The Job Satisfaction Crisis Part 2: 10 Most Hated Jobs


In my last post we looked at some of the highest satisfaction-producing jobs around.  Clergy, teacher, and firefighter topped the list.

So then, which jobs round out the bottom of the list?

The 10 Most Hated Jobs

1. Director of Information Technology:  While IT directors hold positions of great influence in many companies, they reported the highest level of dissatisfaction with their jobs. Why? “Nepotism, and disrespect from co-workers.”

2. Director of Sales and Marketing:  These people reported the second-highest level of job dissatisfaction, citing often “a lack of direction from upper management and an absence of room for growth”.

3. Product Manager: This next group complained of restricted career growth, and boring clerical work even at this level.

4. Senior Web Developer:  This is related to the same stressors as with IT directors with a high degree of unhappiness caused by their employer’s inability to communicate coherently, and their lack an understanding of the technology.

 5. Technical Specialist:   (People who work on the installation and maintenance of large infrastructures – like oil refineries) This group often feels they are treated with a “palpable disrespect”. Also, they say, their input is not taken seriously by senior management.

6. Electronics Technician:  These experts work in many industries (like the phone company), maintaining and troubleshooting our electronic systems.  They complain of having too little control, crushing work schedules, a lack of accomplishment, no real opportunity for growth, no motivation to work hard, no say in how things are done, and mutual hostility among peers.

7. Law Clerk: Clerkships are considered by many to be highly sought-after positions in the legal profession because they can really “beef-up” a resume. Yet law clerks feel their hours are long and grueling, and the work is subject to the whims of sometimes egotistical, selfish, and mercurial personalities.

8. Computer Technical Support Analyst: They may keep our laptops working even when WE are panicked and frazzled, but the job can get to you because the work is unpredictable and crises can appear without notice.  They too feel under-appreciated.

9. CNC Machinist: CNC machinists operate sophisticated machine tools. As the technology has advanced, some feel the job has been reduced to a lot of button pushing and maintenance, with little room for advancement.

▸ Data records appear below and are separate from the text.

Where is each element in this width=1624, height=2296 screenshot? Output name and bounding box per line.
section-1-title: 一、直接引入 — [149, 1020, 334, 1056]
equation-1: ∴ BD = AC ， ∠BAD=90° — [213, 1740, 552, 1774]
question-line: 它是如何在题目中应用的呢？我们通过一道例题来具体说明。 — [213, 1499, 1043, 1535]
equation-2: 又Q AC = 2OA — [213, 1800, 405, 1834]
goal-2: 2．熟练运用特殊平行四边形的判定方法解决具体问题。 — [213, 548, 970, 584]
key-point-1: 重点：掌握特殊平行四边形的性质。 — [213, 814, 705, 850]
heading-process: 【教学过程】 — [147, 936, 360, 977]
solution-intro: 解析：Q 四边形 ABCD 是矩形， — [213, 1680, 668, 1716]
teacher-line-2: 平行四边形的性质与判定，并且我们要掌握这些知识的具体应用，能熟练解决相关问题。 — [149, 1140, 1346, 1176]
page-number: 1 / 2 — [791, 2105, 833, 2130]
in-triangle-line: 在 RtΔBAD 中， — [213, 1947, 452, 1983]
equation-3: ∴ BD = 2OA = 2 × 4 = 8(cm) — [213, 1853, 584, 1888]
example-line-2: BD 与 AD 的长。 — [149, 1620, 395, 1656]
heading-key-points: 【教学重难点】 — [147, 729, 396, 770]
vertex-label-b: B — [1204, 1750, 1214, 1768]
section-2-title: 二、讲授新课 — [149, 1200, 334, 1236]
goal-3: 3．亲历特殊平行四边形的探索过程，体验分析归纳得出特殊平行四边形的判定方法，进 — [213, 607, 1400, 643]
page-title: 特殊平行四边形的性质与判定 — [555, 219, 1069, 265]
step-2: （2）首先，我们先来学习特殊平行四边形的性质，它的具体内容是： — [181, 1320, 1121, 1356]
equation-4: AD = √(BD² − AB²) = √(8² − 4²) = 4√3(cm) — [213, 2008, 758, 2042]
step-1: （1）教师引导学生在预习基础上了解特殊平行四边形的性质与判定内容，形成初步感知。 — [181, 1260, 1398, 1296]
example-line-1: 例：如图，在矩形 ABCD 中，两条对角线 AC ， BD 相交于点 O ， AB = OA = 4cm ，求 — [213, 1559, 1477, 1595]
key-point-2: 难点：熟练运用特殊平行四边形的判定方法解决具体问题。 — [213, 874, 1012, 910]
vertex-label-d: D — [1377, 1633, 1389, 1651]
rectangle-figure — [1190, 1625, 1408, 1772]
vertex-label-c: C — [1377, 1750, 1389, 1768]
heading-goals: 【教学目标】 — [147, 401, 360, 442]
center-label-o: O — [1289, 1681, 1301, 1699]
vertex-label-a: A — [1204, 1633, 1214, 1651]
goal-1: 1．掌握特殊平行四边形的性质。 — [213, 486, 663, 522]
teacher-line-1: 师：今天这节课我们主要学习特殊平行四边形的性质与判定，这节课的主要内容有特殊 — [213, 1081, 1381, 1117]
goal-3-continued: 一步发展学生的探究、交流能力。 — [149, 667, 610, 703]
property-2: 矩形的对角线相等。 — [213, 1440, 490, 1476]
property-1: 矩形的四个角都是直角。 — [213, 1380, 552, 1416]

10. Marketing Manager: Marketing managers often cited a lack of direction as the primary reason for job dissatisfaction.

Some Final Thoughts:

As you look at this list, you can see that even an education and higher level position does not always bring with it a sense of accomplishment that we hope comes when we pursue a career that we thought you would enjoy.  At all levels, being unappreciated, doing work that has no meeting, feeling unable to exert influence based on your own abilities, and not being heard — all seem to contribute to a lack of satisfaction in our work lives.

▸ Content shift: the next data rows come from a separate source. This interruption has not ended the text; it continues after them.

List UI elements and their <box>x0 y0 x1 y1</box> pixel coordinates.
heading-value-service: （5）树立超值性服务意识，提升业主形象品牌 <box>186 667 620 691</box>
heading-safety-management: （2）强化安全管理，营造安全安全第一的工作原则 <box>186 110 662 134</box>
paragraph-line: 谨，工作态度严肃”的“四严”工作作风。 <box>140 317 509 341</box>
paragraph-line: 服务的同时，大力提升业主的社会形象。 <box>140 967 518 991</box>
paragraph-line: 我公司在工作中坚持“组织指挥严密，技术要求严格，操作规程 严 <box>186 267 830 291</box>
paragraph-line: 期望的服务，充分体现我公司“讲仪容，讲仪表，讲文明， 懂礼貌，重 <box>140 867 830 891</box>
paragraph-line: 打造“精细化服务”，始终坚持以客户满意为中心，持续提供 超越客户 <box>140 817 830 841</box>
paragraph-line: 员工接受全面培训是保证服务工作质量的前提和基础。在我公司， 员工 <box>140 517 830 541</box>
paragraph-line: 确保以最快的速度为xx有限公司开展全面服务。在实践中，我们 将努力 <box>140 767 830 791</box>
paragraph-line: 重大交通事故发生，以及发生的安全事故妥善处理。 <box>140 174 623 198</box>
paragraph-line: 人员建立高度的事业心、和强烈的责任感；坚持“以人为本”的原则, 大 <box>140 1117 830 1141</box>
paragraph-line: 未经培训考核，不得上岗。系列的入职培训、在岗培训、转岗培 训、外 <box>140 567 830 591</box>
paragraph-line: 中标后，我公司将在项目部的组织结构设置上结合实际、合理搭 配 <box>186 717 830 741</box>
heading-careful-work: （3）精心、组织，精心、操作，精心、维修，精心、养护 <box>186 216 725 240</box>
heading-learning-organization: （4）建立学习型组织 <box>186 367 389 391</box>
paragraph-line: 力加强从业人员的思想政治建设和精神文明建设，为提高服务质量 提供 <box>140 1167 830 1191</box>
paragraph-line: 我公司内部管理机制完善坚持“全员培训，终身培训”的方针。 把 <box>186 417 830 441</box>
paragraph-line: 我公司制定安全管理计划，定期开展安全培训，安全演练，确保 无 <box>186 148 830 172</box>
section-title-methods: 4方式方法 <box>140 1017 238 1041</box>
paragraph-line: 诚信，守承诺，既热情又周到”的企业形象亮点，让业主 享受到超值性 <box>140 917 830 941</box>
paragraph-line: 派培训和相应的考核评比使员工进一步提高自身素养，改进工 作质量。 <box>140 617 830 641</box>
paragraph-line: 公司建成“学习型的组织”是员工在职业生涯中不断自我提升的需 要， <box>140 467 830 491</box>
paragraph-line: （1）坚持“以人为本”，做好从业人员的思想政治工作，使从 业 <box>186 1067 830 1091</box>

Conversely, having a sense of control and autonomy, and being able to achieve something you can be proud of – seems to help.

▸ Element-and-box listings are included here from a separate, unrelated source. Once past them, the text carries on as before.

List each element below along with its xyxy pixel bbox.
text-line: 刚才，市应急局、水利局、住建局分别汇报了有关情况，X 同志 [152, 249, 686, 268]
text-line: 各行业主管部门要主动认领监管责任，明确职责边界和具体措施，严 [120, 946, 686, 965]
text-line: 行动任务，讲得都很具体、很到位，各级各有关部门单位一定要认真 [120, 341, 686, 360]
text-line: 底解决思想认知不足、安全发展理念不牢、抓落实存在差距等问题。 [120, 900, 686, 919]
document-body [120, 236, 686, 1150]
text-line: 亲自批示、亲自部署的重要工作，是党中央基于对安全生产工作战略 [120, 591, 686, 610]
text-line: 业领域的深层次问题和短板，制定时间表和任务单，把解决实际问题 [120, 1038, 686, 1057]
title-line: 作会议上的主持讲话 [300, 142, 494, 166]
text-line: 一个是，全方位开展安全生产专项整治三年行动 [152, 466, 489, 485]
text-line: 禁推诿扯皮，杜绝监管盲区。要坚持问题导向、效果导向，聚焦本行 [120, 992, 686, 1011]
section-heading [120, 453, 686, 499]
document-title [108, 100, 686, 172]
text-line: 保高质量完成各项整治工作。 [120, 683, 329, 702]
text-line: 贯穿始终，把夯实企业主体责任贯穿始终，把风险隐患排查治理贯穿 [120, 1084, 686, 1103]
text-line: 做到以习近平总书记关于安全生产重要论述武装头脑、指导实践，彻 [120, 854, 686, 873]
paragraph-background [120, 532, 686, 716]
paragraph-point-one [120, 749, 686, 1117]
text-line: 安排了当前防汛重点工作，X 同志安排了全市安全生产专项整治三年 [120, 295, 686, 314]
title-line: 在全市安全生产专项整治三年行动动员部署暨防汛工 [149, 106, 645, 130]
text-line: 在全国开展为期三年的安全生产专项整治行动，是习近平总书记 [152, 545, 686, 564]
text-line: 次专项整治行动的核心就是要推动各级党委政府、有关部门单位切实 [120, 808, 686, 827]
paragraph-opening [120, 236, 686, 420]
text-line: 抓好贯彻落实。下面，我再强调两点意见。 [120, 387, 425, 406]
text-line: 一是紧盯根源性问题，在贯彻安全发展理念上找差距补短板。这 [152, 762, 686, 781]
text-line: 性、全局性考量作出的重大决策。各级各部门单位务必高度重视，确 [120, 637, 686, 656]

So, if you fall into the unappreciated and unhappy category, it may be time to do something about it, especially if your boss or company leadership is unable to.

And, if you are a boss, there is a lot you can do to listen to people, appreciate their contributions, and connect daily work with a purpose that has more meaning.

There is a difference between our JOB DUTIES and our JOB PURPOSE.   We all have stuff we need to do every day, whether it is to answer emails, or fix someone’s PC.     We all get that.   But, our Job Purpose is a different thing.  If you work at Disney, the PURPOSE is “to create happiness for families everywhere”, if you work for Wal-Mart, it is to “help people save money so they can live better lives”.  Our job as bosses is to help people see the relevance of their work in the context of the broader purpose, and to reinforce why WE think their work matters.

If we can’t creatively figure out how to make people feel their labors are worthwhile, they WILL become part of the 80% of workers Deloitte says are disengaged, looking elsewhere for personal satisfaction.  Wouldn’t you rather they found meaning through efforts that resulted in higher quality, better customer satisfaction and higher productivity?

And another question: think of your least enjoyable job to date — why did you find it so unsatisfying?